Il n’est jamais simple de porter le blason du PSG, surtout quand des matchs ratés surgissent aux moments clés. Depuis plusieurs semaines, Lucas Beraldo navigue en eaux troubles. Contre Strasbourg, le défenseur brésilien a touché le fond. Le duel perdu face à Panichelli (auteur d’un doublé) et ses difficultés dans les duels ont sauté aux yeux. Tout comme ses relances hasardeuses et son mauvais placement sur plusieurs phases de jeu.

Les médias n’ont pas été tendres. L’Équipe lui a attribué un sévère 3/10, pointant un joueur « encore trop tendre pour le très haut niveau ». Du côté de Culture PSG, le constat est similaire : 4/10, avec des mots qui font mal – « au supplice face à l’adversité ». Une performance qui pourrait redistribuer les cartes dans la hiérarchie défensive, alors que la charnière centrale reste un chantier ouvert pour Luis Enrique.

Une crise à enrayer avant la phase décisive

Ce match face à Strasbourg intervient à un moment charnière de la saison. Avec la Ligue des champions qui approche (huitièmes de finale contre Manchester United dès février) et une course au titre national toujours aussi sensible face à Monaco et Lyon, le PSG ne peut se permettre un tel manque de solidité. L’absence d’un véritable patron en défense – souvent incarnée dans le passé par des Thiago Silva ou Marquinhos au sommet – se fait cruellement sentir.

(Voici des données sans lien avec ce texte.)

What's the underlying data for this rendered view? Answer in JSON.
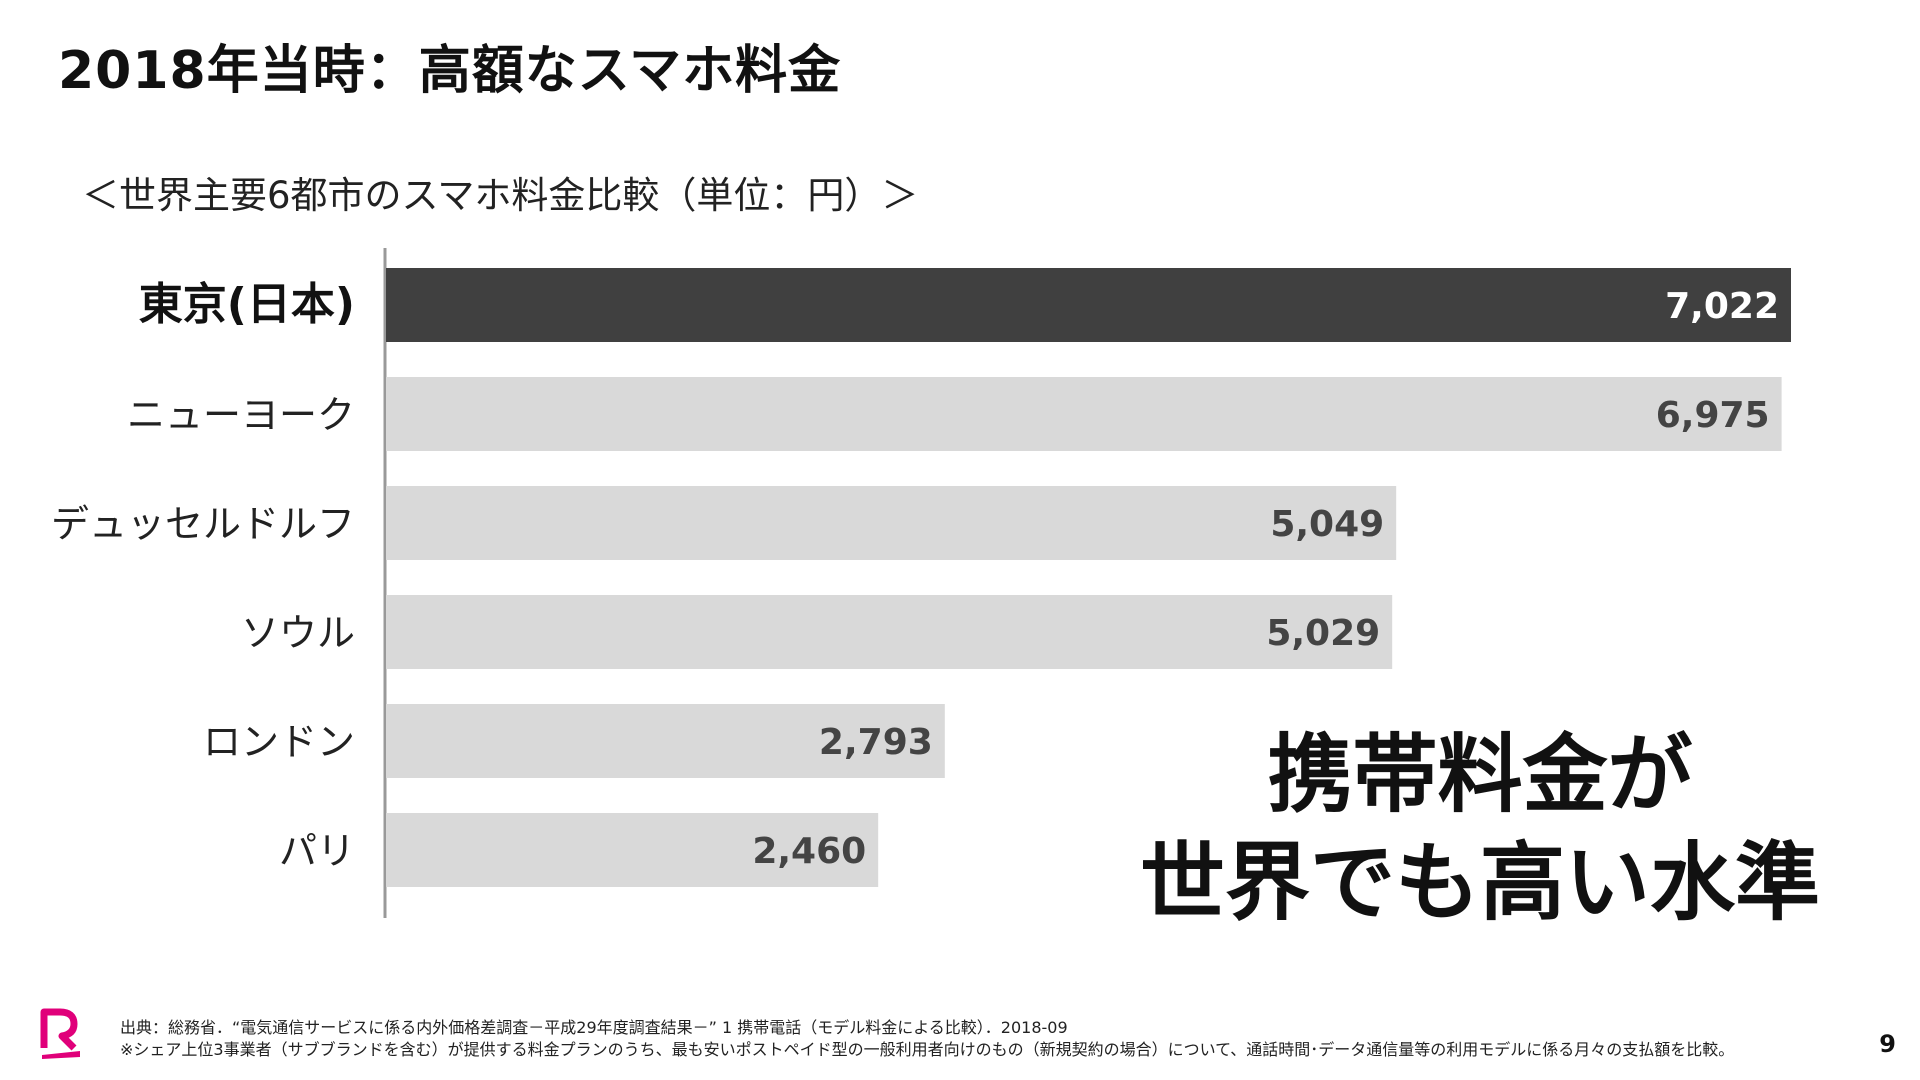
{
  "slide": {
    "title": "2018年当時：高額なスマホ料金",
    "subtitle": "＜世界主要6都市のスマホ料金比較（単位：円）＞",
    "message_line1": "携帯料金が",
    "message_line2": "世界でも高い水準",
    "footnote_1": "出典：総務省．“電気通信サービスに係る内外価格差調査－平成29年度調査結果－” 1 携帯電話（モデル料金による比較）．2018-09",
    "footnote_2": "※シェア上位3事業者（サブブランドを含む）が提供する料金プランのうち、最も安いポストペイド型の一般利用者向けのもの（新規契約の場合）について、通話時間･データ通信量等の利用モデルに係る月々の支払額を比較。",
    "page_number": "9",
    "logo_icon": "rakuten-r-logo"
  },
  "colors": {
    "highlight_bar": "#404040",
    "normal_bar": "#d9d9d9",
    "highlight_value": "#ffffff",
    "normal_value": "#444444",
    "logo": "#e0007a"
  },
  "chart_data": {
    "type": "bar",
    "orientation": "horizontal",
    "categories": [
      "東京(日本)",
      "ニューヨーク",
      "デュッセルドルフ",
      "ソウル",
      "ロンドン",
      "パリ"
    ],
    "values": [
      7022,
      6975,
      5049,
      5029,
      2793,
      2460
    ],
    "value_labels": [
      "7,022",
      "6,975",
      "5,049",
      "5,029",
      "2,793",
      "2,460"
    ],
    "highlight_index": 0,
    "xlim": [
      0,
      7022
    ]
  }
}
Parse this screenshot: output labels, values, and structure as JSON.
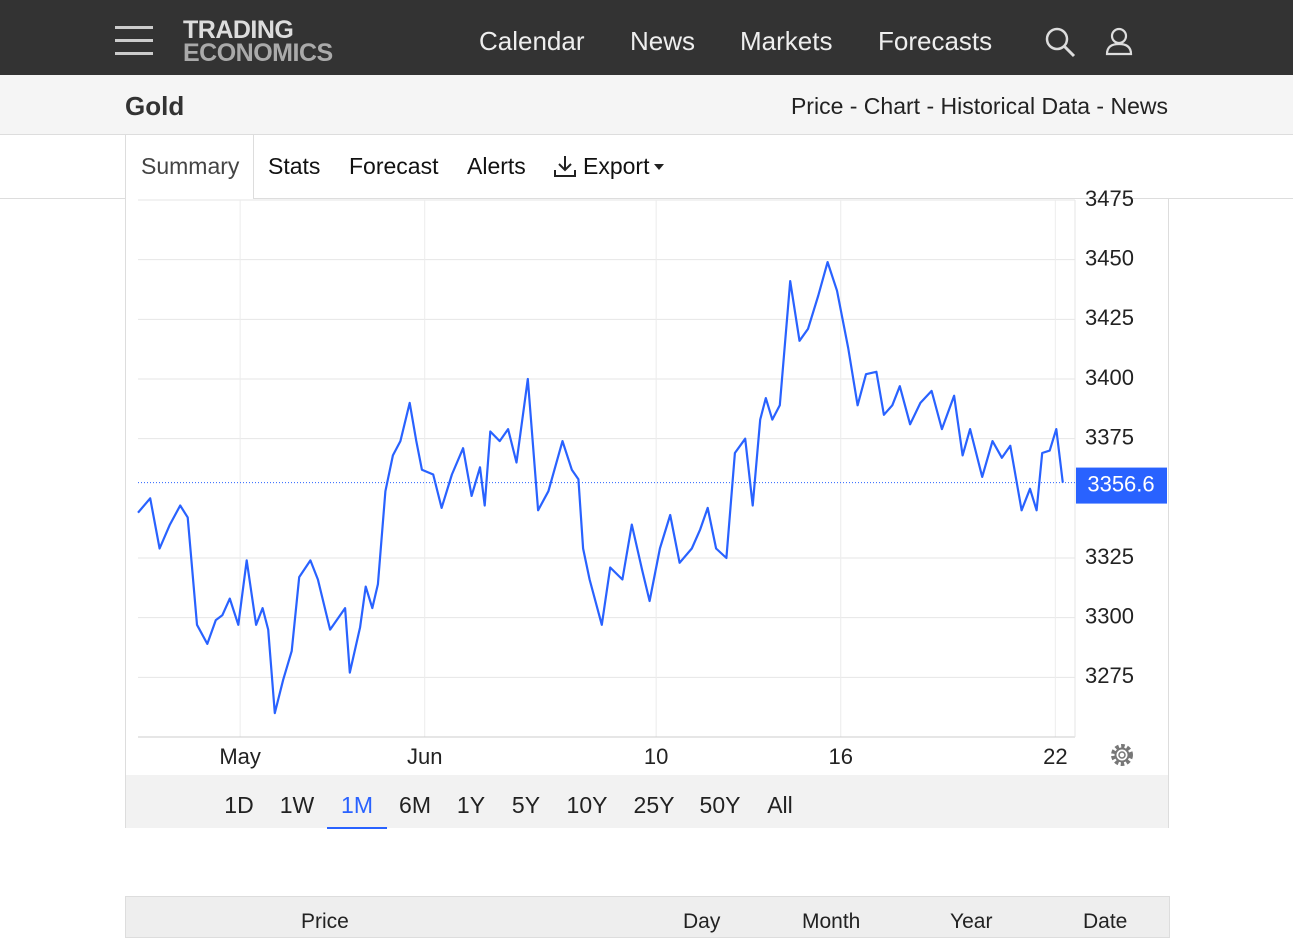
{
  "header": {
    "logo": [
      "TRADING",
      "ECONOMICS"
    ],
    "nav": [
      "Calendar",
      "News",
      "Markets",
      "Forecasts"
    ]
  },
  "title": "Gold",
  "subnav": "Price - Chart - Historical Data - News",
  "tabs": [
    "Summary",
    "Stats",
    "Forecast",
    "Alerts",
    "Export"
  ],
  "chart_data": {
    "type": "line",
    "color": "#2962ff",
    "x": [
      0,
      1.3,
      2.3,
      3.4,
      4.5,
      5.3,
      6.3,
      7.4,
      8.3,
      9.0,
      9.8,
      10.7,
      11.6,
      12.6,
      13.3,
      13.9,
      14.6,
      15.5,
      16.4,
      17.2,
      18.4,
      19.2,
      20.5,
      22.1,
      22.6,
      23.7,
      24.3,
      25.0,
      25.6,
      26.4,
      27.2,
      28.0,
      29.0,
      29.7,
      30.3,
      31.5,
      32.4,
      33.5,
      34.7,
      35.6,
      36.5,
      37.0,
      37.6,
      38.6,
      39.5,
      40.4,
      41.6,
      42.7,
      43.8,
      45.3,
      46.3,
      47.0,
      47.5,
      48.2,
      49.5,
      50.4,
      51.7,
      52.7,
      53.8,
      54.6,
      55.7,
      56.8,
      57.8,
      59.1,
      60.0,
      60.8,
      61.7,
      62.8,
      63.7,
      64.8,
      65.6,
      66.4,
      67.0,
      67.7,
      68.5,
      69.6,
      70.6,
      71.5,
      72.6,
      73.6,
      74.6,
      75.8,
      76.8,
      77.7,
      78.8,
      79.6,
      80.5,
      81.3,
      82.4,
      83.5,
      84.7,
      85.8,
      87.1,
      88.0,
      88.8,
      90.1,
      91.2,
      92.2,
      93.1,
      94.3,
      95.2,
      95.9,
      96.5,
      97.3,
      98.0,
      98.7
    ],
    "values": [
      3344,
      3350,
      3329,
      3339,
      3347,
      3342,
      3297,
      3289,
      3299,
      3301,
      3308,
      3297,
      3324,
      3297,
      3304,
      3295,
      3260,
      3274,
      3286,
      3317,
      3324,
      3316,
      3295,
      3304,
      3277,
      3296,
      3313,
      3304,
      3314,
      3353,
      3368,
      3374,
      3390,
      3374,
      3362,
      3360,
      3346,
      3360,
      3371,
      3351,
      3363,
      3347,
      3378,
      3374,
      3379,
      3365,
      3400,
      3345,
      3353,
      3374,
      3362,
      3358,
      3329,
      3316,
      3297,
      3321,
      3316,
      3339,
      3320,
      3307,
      3329,
      3343,
      3323,
      3329,
      3337,
      3346,
      3329,
      3325,
      3369,
      3375,
      3347,
      3383,
      3392,
      3383,
      3389,
      3441,
      3416,
      3421,
      3435,
      3449,
      3437,
      3413,
      3389,
      3402,
      3403,
      3385,
      3389,
      3397,
      3381,
      3390,
      3395,
      3379,
      3393,
      3368,
      3379,
      3359,
      3374,
      3367,
      3372,
      3345,
      3354,
      3345,
      3369,
      3370,
      3379,
      3356.6
    ],
    "last_price": 3356.6,
    "xlim": [
      0,
      100
    ],
    "xticks": [
      {
        "value": 10.9,
        "label": "May"
      },
      {
        "value": 30.6,
        "label": "Jun"
      },
      {
        "value": 55.3,
        "label": "10"
      },
      {
        "value": 75.0,
        "label": "16"
      },
      {
        "value": 97.9,
        "label": "22"
      }
    ],
    "ylim": [
      3250,
      3475
    ],
    "yticks": [
      3275,
      3300,
      3325,
      3375,
      3400,
      3425,
      3450,
      3475
    ],
    "grid": true
  },
  "ranges": [
    "1D",
    "1W",
    "1M",
    "6M",
    "1Y",
    "5Y",
    "10Y",
    "25Y",
    "50Y",
    "All"
  ],
  "active_range": 2,
  "table": {
    "columns": [
      "Price",
      "Day",
      "Month",
      "Year",
      "Date"
    ]
  }
}
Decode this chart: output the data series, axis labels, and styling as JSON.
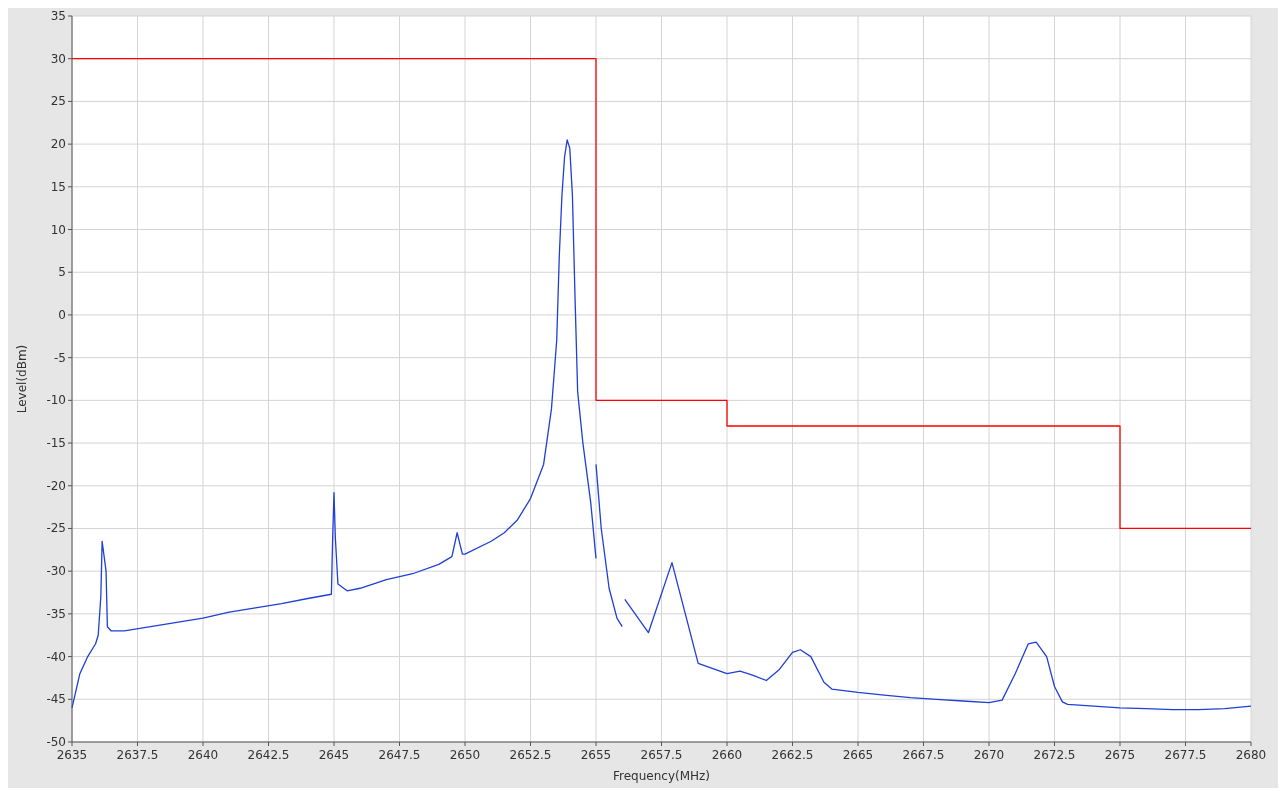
{
  "chart_data": {
    "type": "line",
    "xlabel": "Frequency(MHz)",
    "ylabel": "Level(dBm)",
    "xlim": [
      2635,
      2680
    ],
    "xticks": [
      2635,
      2637.5,
      2640,
      2642.5,
      2645,
      2647.5,
      2650,
      2652.5,
      2655,
      2657.5,
      2660,
      2662.5,
      2665,
      2667.5,
      2670,
      2672.5,
      2675,
      2677.5,
      2680
    ],
    "ylim": [
      -50,
      35
    ],
    "yticks": [
      -50,
      -45,
      -40,
      -35,
      -30,
      -25,
      -20,
      -15,
      -10,
      -5,
      0,
      5,
      10,
      15,
      20,
      25,
      30,
      35
    ],
    "grid": true,
    "marker": "none",
    "line_style": "solid",
    "series": [
      {
        "color": "#1f3fd6",
        "x": [
          2635,
          2635.3,
          2635.6,
          2635.9,
          2636.0,
          2636.1,
          2636.15,
          2636.3,
          2636.35,
          2636.5,
          2637,
          2638,
          2639,
          2640,
          2641,
          2642,
          2643,
          2644,
          2644.9,
          2644.95,
          2645.0,
          2645.05,
          2645.15,
          2645.5,
          2646,
          2647,
          2648,
          2649,
          2649.5,
          2649.7,
          2649.9,
          2650,
          2651,
          2651.5,
          2652,
          2652.5,
          2653,
          2653.3,
          2653.5,
          2653.6,
          2653.7,
          2653.8,
          2653.9,
          2654,
          2654.1,
          2654.2,
          2654.3,
          2654.5,
          2654.8,
          2655
        ],
        "values": [
          -46,
          -42,
          -40,
          -38.5,
          -37.5,
          -33,
          -26.5,
          -30,
          -36.5,
          -37,
          -37,
          -36.5,
          -36,
          -35.5,
          -34.8,
          -34.3,
          -33.8,
          -33.2,
          -32.7,
          -26,
          -20.8,
          -26,
          -31.5,
          -32.3,
          -32,
          -31,
          -30.3,
          -29.2,
          -28.3,
          -25.5,
          -28,
          -28,
          -26.5,
          -25.5,
          -24,
          -21.5,
          -17.5,
          -11,
          -3,
          7,
          14,
          18.5,
          20.5,
          19.5,
          14,
          2,
          -9,
          -15,
          -22,
          -28.5
        ]
      },
      {
        "color": "#1f3fd6",
        "x": [
          2655,
          2655.2,
          2655.5,
          2655.8,
          2656
        ],
        "values": [
          -17.5,
          -25,
          -32,
          -35.5,
          -36.5
        ]
      },
      {
        "color": "#1f3fd6",
        "x": [
          2656.1,
          2657,
          2657.9,
          2658.9,
          2660,
          2660.5,
          2661,
          2661.5,
          2662,
          2662.5,
          2662.8,
          2663.2,
          2663.7,
          2664,
          2665,
          2666,
          2667,
          2668,
          2669,
          2670,
          2670.5,
          2671,
          2671.5,
          2671.8,
          2672.2,
          2672.5,
          2672.8,
          2673,
          2674,
          2675,
          2676,
          2677,
          2678,
          2679,
          2680
        ],
        "values": [
          -33.3,
          -37.2,
          -29,
          -40.8,
          -42,
          -41.7,
          -42.2,
          -42.8,
          -41.5,
          -39.5,
          -39.2,
          -40,
          -43,
          -43.8,
          -44.2,
          -44.5,
          -44.8,
          -45,
          -45.2,
          -45.4,
          -45.1,
          -42,
          -38.5,
          -38.3,
          -40,
          -43.5,
          -45.3,
          -45.6,
          -45.8,
          -46,
          -46.1,
          -46.2,
          -46.2,
          -46.1,
          -45.8
        ]
      },
      {
        "color": "#ff0000",
        "x": [
          2635,
          2655,
          2655,
          2660,
          2660,
          2675,
          2675,
          2680
        ],
        "values": [
          30,
          30,
          -10,
          -10,
          -13,
          -13,
          -25,
          -25
        ]
      }
    ]
  }
}
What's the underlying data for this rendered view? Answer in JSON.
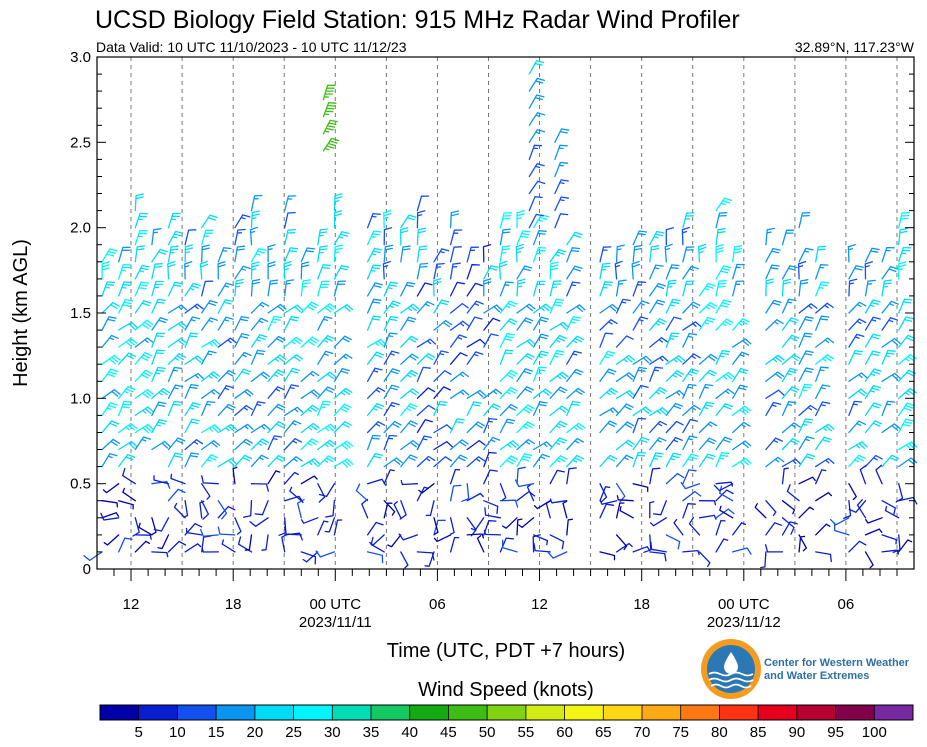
{
  "chart_data": {
    "type": "wind-barb",
    "title": "UCSD Biology Field Station: 915 MHz Radar Wind Profiler",
    "subtitle_left": "Data Valid: 10 UTC 11/10/2023 - 10 UTC 11/12/23",
    "subtitle_right": "32.89°N, 117.23°W",
    "ylabel": "Height (km AGL)",
    "xlabel": "Time (UTC, PDT +7 hours)",
    "ylim": [
      0,
      3.0
    ],
    "y_ticks": [
      "0",
      "0.5",
      "1.0",
      "1.5",
      "2.0",
      "2.5",
      "3.0"
    ],
    "xlim_hours": [
      0,
      48
    ],
    "x_ticks": [
      {
        "hour": 2,
        "label": "12",
        "sublabel": ""
      },
      {
        "hour": 8,
        "label": "18",
        "sublabel": ""
      },
      {
        "hour": 14,
        "label": "00 UTC",
        "sublabel": "2023/11/11"
      },
      {
        "hour": 20,
        "label": "06",
        "sublabel": ""
      },
      {
        "hour": 26,
        "label": "12",
        "sublabel": ""
      },
      {
        "hour": 32,
        "label": "18",
        "sublabel": ""
      },
      {
        "hour": 38,
        "label": "00 UTC",
        "sublabel": "2023/11/12"
      },
      {
        "hour": 44,
        "label": "06",
        "sublabel": ""
      }
    ],
    "grid_hours": [
      2,
      5,
      8,
      11,
      14,
      17,
      20,
      23,
      26,
      29,
      32,
      35,
      38,
      41,
      44,
      47
    ],
    "grid": "dashed vertical every 3 hours",
    "colorbar": {
      "label": "Wind Speed (knots)",
      "tick_labels": [
        "5",
        "10",
        "15",
        "20",
        "25",
        "30",
        "35",
        "40",
        "45",
        "50",
        "55",
        "60",
        "65",
        "70",
        "75",
        "80",
        "85",
        "90",
        "95",
        "100"
      ],
      "colors": [
        "#0000aa",
        "#0a1ecf",
        "#1450ee",
        "#0a96f0",
        "#00dcf5",
        "#00f5ff",
        "#00dcb4",
        "#14c864",
        "#14aa14",
        "#3cbe14",
        "#82d214",
        "#d2eb14",
        "#f5f514",
        "#ffd714",
        "#ffaa14",
        "#ff7814",
        "#ff3214",
        "#e6001e",
        "#b40032",
        "#82004b",
        "#7828a0"
      ]
    },
    "logo_text": [
      "Center for Western Weather",
      "and Water Extremes"
    ]
  }
}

La question des ajustements va donc se poser : Danilo Pereira, plus expérimenté, doit-il revenir au centre ? Faut-il relancer Skriniar, en dépit de ses récentes irrégularités ? Ou Luis Enrique devra-t-il envisager une charnière inédite avec Zague ou Tenas en rotation ?

Quel impact sur la suite du projet parisien ?

Luis Enrique ne tourne pas autour du pot. Il veut une équipe capable de défendre ensemble, de presser haut, mais aussi de rester compacte sous pression. Les carences mises en lumière contre Strasbourg ne sont pas anodines. Dans un projet basé sur la maîtrise collective, chaque faille individuelle affaiblit tout l’édifice. Beraldo, encore jeune et en phase d’adaptation, doit corriger le tir rapidement, ou il risque de se voir rétrogradé dans la rotation.

Paris reste invaincu, certes, mais face à des forces plus offensives sur la scène européenne, une telle prestation pourrait être fatale. Luis Enrique a tiré la sonnette d’alarme. Reste désormais à voir si les joueurs ont reçu le message.